Le dispositif présenté par le ministre des Transports, Philippe Tabarot, repose principalement sur une aide forfaitaire versée par véhicule. Celle-ci atteindrait 130 euros par autocar et 70 euros par ambulance, avec un plafond fixé à 30 000 euros par entreprise. Pour y prétendre, les sociétés devront avoir déposé avant le 15 avril une demande de report de charges sociales auprès de l’URSSAF. Les aides seraient versées par l’Agence de services et de paiement, comme lors de la crise de 2022.
En parallèle, l’Etat a confirmé la possibilité de reporter les cotisations sociales, d’étaler certaines échéances fiscales et de recourir à des prêts de court terme via Bpifrance pour les entreprises les plus exposées.
Pour la Fédération Nationale des Transports de Voyageurs, ces annonces ont le mérite d’exister mais elles restent très insuffisantes. Dans un secteur où les marges dépassent rarement 1 à 2 %, la flambée du gazole absorbe désormais l’intégralité des bénéfices. Le carburant représente déjà en temps normal plus de 20 % du coût de revient d’un autocar ; il peut désormais approcher les 30 %. Certaines entreprises commencent même à envisager de réduire leur activité ou de suspendre certains services si la situation se prolonge.

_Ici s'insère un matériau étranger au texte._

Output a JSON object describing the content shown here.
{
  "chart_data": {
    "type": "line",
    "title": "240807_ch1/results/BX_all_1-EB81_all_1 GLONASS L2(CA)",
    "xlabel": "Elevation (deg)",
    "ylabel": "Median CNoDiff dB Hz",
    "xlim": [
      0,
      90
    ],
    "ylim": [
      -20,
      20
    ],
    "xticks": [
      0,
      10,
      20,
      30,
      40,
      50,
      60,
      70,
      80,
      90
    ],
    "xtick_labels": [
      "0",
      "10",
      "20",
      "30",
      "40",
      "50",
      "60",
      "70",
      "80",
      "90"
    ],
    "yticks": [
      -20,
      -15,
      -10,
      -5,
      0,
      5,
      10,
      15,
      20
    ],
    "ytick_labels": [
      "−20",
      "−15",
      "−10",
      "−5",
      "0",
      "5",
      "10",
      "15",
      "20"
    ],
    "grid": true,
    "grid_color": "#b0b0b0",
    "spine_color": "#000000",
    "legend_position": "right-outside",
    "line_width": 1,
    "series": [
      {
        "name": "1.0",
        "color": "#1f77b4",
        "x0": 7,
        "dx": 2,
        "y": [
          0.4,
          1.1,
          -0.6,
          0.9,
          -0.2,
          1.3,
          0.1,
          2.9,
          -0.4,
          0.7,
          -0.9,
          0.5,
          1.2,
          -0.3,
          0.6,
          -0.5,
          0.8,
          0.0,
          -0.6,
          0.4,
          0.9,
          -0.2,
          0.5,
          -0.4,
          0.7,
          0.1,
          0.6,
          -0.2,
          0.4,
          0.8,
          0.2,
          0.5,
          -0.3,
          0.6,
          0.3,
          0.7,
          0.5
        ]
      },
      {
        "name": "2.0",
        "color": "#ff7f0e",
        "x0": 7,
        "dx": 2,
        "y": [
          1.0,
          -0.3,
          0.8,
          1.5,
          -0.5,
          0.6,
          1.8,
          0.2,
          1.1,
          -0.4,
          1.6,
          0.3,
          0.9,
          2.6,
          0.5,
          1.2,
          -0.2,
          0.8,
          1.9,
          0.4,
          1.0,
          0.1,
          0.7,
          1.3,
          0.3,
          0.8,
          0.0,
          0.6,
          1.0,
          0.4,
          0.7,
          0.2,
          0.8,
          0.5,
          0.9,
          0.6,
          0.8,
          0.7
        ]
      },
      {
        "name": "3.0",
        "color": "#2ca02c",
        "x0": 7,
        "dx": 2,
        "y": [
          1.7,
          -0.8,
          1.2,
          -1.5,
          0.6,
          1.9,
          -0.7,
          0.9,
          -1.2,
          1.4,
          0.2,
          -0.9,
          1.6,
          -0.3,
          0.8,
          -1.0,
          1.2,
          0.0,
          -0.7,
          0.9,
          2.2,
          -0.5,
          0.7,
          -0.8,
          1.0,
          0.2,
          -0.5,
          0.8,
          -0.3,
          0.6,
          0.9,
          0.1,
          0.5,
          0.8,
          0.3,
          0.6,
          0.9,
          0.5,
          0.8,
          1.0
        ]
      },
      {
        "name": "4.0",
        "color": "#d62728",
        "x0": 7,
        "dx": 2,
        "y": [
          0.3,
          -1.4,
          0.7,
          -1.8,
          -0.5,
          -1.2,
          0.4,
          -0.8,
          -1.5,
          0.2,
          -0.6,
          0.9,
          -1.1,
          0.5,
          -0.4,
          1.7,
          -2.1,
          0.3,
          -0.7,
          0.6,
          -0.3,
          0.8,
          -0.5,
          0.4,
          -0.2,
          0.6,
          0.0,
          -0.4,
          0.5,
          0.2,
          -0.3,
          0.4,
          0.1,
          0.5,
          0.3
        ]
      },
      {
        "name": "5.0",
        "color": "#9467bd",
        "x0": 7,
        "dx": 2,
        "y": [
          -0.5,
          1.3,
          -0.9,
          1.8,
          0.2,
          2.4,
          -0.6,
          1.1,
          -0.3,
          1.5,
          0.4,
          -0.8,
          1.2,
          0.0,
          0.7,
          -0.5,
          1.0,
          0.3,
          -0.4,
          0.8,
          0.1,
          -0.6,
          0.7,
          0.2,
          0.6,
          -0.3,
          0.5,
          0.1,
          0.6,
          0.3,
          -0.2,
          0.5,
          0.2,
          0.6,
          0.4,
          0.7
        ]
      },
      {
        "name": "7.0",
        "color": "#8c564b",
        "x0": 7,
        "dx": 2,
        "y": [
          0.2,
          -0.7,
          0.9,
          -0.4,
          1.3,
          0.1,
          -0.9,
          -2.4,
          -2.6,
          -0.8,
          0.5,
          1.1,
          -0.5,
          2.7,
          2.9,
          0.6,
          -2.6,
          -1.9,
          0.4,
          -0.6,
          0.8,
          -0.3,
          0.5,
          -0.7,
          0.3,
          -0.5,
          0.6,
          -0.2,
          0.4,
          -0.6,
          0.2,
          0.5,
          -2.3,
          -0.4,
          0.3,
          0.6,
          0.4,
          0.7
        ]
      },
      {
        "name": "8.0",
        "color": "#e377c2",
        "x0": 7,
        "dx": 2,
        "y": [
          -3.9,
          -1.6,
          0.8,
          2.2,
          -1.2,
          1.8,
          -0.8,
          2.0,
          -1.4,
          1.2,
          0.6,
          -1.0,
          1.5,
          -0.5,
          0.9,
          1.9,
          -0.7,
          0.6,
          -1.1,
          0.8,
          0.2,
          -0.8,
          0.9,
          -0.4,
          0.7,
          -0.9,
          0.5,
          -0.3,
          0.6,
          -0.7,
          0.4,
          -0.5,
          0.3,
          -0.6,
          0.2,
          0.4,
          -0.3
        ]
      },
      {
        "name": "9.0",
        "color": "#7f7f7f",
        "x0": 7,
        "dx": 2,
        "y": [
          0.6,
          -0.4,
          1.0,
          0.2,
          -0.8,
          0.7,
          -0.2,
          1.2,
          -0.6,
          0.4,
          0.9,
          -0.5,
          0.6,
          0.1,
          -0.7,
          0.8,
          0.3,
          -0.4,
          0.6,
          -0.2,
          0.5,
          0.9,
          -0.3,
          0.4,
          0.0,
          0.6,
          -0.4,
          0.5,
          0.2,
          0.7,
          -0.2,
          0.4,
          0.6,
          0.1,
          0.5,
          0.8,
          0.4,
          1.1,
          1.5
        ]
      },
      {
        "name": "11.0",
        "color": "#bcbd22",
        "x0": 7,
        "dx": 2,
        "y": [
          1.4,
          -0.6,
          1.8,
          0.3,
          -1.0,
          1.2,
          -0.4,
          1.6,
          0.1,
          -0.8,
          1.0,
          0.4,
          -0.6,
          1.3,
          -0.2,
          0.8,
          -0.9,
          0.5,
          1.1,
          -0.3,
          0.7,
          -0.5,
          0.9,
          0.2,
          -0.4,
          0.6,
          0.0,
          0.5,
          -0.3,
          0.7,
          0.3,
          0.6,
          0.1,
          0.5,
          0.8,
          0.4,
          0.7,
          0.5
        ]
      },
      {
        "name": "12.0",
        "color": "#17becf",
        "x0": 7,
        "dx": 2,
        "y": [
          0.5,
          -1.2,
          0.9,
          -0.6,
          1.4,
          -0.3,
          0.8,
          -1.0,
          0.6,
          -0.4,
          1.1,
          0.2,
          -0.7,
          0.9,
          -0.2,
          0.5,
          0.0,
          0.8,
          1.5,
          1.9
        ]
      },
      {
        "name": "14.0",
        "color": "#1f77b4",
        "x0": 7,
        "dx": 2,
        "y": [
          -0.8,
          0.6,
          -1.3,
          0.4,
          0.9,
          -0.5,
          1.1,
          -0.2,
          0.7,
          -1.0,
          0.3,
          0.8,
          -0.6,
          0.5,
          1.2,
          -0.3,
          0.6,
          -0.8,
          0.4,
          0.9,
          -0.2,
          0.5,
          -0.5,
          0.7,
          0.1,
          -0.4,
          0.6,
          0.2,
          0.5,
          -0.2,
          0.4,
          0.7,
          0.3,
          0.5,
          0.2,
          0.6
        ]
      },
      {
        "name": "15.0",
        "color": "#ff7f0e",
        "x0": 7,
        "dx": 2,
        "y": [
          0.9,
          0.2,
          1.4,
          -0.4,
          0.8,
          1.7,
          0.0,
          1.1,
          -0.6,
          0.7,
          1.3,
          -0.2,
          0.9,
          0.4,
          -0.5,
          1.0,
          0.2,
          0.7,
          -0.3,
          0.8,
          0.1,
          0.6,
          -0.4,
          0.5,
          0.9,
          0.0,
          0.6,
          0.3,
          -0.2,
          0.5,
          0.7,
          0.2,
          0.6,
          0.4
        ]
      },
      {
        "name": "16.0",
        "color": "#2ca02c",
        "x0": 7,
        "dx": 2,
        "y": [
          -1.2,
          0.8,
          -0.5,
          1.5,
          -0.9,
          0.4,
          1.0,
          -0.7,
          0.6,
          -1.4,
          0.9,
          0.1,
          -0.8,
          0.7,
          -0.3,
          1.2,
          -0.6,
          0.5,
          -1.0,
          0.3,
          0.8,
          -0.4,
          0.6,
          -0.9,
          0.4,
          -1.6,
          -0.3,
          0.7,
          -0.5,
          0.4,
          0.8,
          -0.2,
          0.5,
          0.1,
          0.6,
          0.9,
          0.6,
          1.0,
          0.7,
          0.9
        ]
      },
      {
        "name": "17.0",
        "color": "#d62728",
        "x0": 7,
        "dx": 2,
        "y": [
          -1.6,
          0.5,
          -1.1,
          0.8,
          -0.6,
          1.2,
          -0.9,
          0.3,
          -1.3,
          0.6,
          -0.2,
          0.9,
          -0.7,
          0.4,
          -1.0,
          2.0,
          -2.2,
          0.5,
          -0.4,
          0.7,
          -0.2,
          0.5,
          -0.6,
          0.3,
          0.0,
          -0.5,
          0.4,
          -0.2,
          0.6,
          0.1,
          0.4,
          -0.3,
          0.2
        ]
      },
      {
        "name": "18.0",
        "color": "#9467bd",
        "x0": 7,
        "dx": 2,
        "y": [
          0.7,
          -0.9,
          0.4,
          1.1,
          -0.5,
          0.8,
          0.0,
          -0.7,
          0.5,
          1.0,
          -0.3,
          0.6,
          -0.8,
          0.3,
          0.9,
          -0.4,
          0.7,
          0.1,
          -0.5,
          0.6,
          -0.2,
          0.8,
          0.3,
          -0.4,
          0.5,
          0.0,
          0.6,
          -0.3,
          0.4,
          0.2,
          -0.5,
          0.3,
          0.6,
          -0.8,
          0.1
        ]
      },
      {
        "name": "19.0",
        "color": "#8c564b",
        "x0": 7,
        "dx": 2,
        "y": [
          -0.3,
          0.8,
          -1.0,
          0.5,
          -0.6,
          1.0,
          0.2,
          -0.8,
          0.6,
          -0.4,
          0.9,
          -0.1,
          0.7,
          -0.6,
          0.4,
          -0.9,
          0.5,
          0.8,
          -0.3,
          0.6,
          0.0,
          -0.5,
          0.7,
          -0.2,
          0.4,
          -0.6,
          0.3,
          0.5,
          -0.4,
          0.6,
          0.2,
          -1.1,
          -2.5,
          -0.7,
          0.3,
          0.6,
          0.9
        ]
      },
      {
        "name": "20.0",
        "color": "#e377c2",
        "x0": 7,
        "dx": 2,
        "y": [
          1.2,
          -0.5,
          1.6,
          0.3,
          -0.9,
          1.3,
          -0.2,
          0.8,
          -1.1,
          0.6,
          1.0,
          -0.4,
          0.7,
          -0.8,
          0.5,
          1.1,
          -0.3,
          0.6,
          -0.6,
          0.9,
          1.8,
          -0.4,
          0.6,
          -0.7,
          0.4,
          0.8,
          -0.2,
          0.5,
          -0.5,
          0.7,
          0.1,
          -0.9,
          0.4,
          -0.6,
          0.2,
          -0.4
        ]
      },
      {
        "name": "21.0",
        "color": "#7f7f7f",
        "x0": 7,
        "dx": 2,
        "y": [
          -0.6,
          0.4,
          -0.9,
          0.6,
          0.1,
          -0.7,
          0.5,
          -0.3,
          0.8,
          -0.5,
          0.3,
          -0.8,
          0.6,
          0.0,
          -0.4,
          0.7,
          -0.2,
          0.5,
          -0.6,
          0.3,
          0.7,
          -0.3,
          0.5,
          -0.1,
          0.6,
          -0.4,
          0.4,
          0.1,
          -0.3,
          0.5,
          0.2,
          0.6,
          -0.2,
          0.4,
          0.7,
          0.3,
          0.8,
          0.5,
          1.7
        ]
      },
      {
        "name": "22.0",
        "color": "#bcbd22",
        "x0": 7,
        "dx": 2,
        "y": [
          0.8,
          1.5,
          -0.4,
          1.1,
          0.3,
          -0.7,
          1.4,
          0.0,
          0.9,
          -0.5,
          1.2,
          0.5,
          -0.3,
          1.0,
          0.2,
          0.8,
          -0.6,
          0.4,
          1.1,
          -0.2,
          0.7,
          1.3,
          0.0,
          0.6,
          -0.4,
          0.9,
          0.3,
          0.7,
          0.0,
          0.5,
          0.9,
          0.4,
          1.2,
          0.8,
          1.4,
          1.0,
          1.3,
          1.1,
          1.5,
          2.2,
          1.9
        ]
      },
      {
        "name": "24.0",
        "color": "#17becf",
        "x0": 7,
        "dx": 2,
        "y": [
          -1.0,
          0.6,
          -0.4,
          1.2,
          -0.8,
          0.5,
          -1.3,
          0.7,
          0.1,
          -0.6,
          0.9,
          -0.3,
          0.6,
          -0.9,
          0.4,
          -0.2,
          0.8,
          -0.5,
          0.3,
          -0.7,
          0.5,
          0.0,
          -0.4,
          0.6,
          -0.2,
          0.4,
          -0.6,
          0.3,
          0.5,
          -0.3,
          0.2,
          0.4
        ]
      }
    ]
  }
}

Le problème est particulièrement aigu dans le transport conventionné. Les entreprises exécutent des contrats publics dont les clauses d’indexation ne permettent pas toujours de répercuter rapidement la hausse des coûts. Dans certaines régions, les révisions tarifaires sont trimestrielles, voire annuelles. Résultat : les autocaristes continuent à rouler avec des tarifs calculés sur un carburant d’avant-crise.
C’est pourquoi la FNTV réclame désormai une baisse des taxes sur le carburant, une augmentation du remboursement de TICPE, ainsi qu’une application plus large de la théorie de l’imprévision dans les contrats publics afin de permettre une révision rapide des prix. La FNTV souhaite également que le transport routier de voyageurs bénéficie, comme le transport de marchandises, d’une indexation automatique et immédiate des tarifs sur l’évolution du coût du gazole.